2013 RUSH Pilot Projects for Research


Physical inactivity is ranked fourth as a risk factor for mortality and contributes to increased risk for chronic diseases. At particular risk for physical inactivity and chronic diseases are low-income working adults. These low-income wage earners include food service workers who represent a growing industry, but are among the lowest wage earners in the country. Worksite clinics are now being used to address health concerns of employees, including health promotion and chronic disease prevention programs. With the exponential growth and widespread usage of cell phones and text messaging, there is a new generation of technology via mobile health (mHealth) available for health promotion. A small number of studies have shown that physical activity text messages can be effectively used to help adults improve their physical activity. However, the use of text messaging within the context of promoting physical activity for low-income working adults is understudied.

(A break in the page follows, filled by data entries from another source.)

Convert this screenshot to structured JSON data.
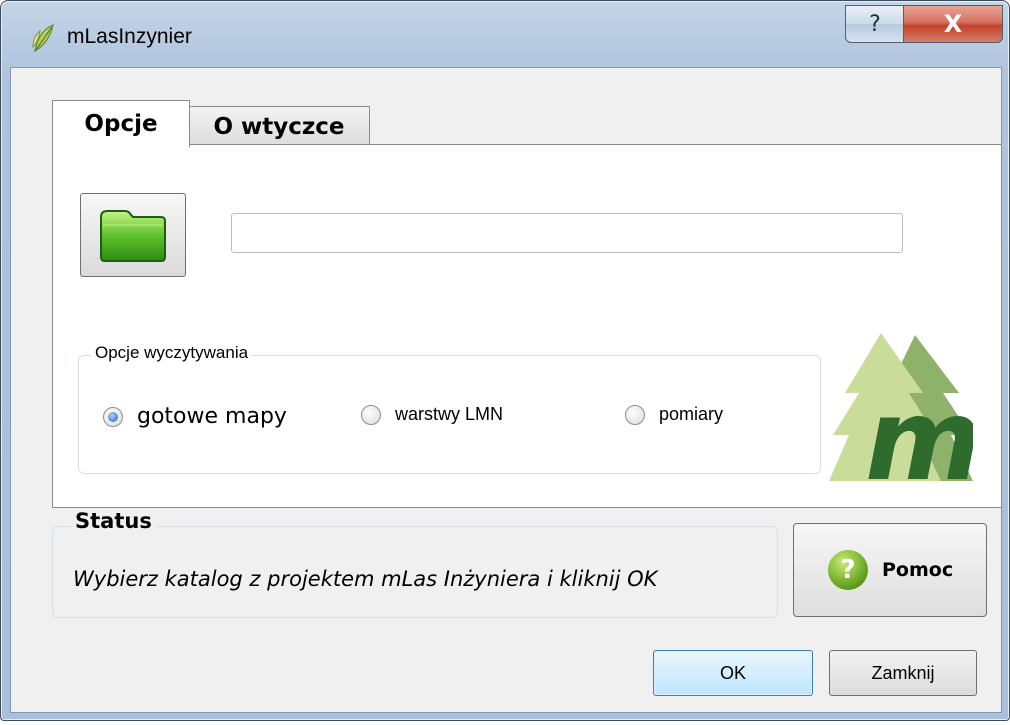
{
  "window": {
    "title": "mLasInzynier",
    "help_glyph": "?",
    "close_glyph": "X"
  },
  "tabs": [
    {
      "label": "Opcje",
      "active": true
    },
    {
      "label": "O wtyczce",
      "active": false
    }
  ],
  "options_tab": {
    "folder_button_icon": "folder-icon",
    "path_input": {
      "value": "",
      "placeholder": ""
    },
    "read_options": {
      "title": "Opcje wyczytywania",
      "radios": [
        {
          "label": "gotowe mapy",
          "checked": true
        },
        {
          "label": "warstwy LMN",
          "checked": false
        },
        {
          "label": "pomiary",
          "checked": false
        }
      ]
    },
    "logo_text": "m"
  },
  "status": {
    "title": "Status",
    "message": "Wybierz katalog z projektem mLas Inżyniera i kliknij OK"
  },
  "buttons": {
    "help_icon_glyph": "?",
    "help_label": "Pomoc",
    "ok_label": "OK",
    "close_label": "Zamknij"
  },
  "colors": {
    "logo_dark_green": "#2f6b2c",
    "logo_tree_light": "#c9dc9a",
    "logo_tree_mid": "#8fb26a",
    "folder_green": "#5cc22c",
    "close_red": "#c4402a"
  }
}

We recently conducted focus groups at three clinics with low-income patients to assess text message use and develop physical activity text messages. They indicated familiarity with and use of text messaging and enthusiasm for the technology as a means of delivering a physical activity intervention. They also generated a data bank of over 170 physical activity text messages. The purpose of the proposed mHealth project is to use this physical activity text message data bank in a study that will test the feasibility and effect sizes of delivering a text message intervention (Text4Walking) to increase physical activity in food service employees.

Using a one-group 12-week longitudinal design, employees (N=32) aged 30 to 65 will be recruited from a food service worksite, that is a catering facility that prepares food for retail and airline customers. In this intervention study, guided by a Physical Activity Health Promotion Framework, participants will wear accelerometers to measure their daily steps, and they will receive 36 text messages (three per week), over a 12 week period of time. They will also receive feedback when they text in their daily steps once weekly, as well as receive feedback on their steps during three study calls. The behavioral outcomes measured at baseline and 12 weeks will be adherence to physical activity (using an accelerometer and self-report), aerobic fitness (step test) and body composition (BMI and waist circumference).

A repeated-measures multivariate analysis of variance (RM-MANOVA) will be performed at baseline and 12 weeks. We hypothesize that we will have significant within group improvement on physical activity and physical fitness outcomes, and body composition will remain stable, from baseline to 12 weeks. If the data validate our hypothesis, we will have identified a potentially innovative and efficient strategy for delivering a physical activity program in the context of a food service worksite. These data will provide pilot data for a larger randomized controlled trial.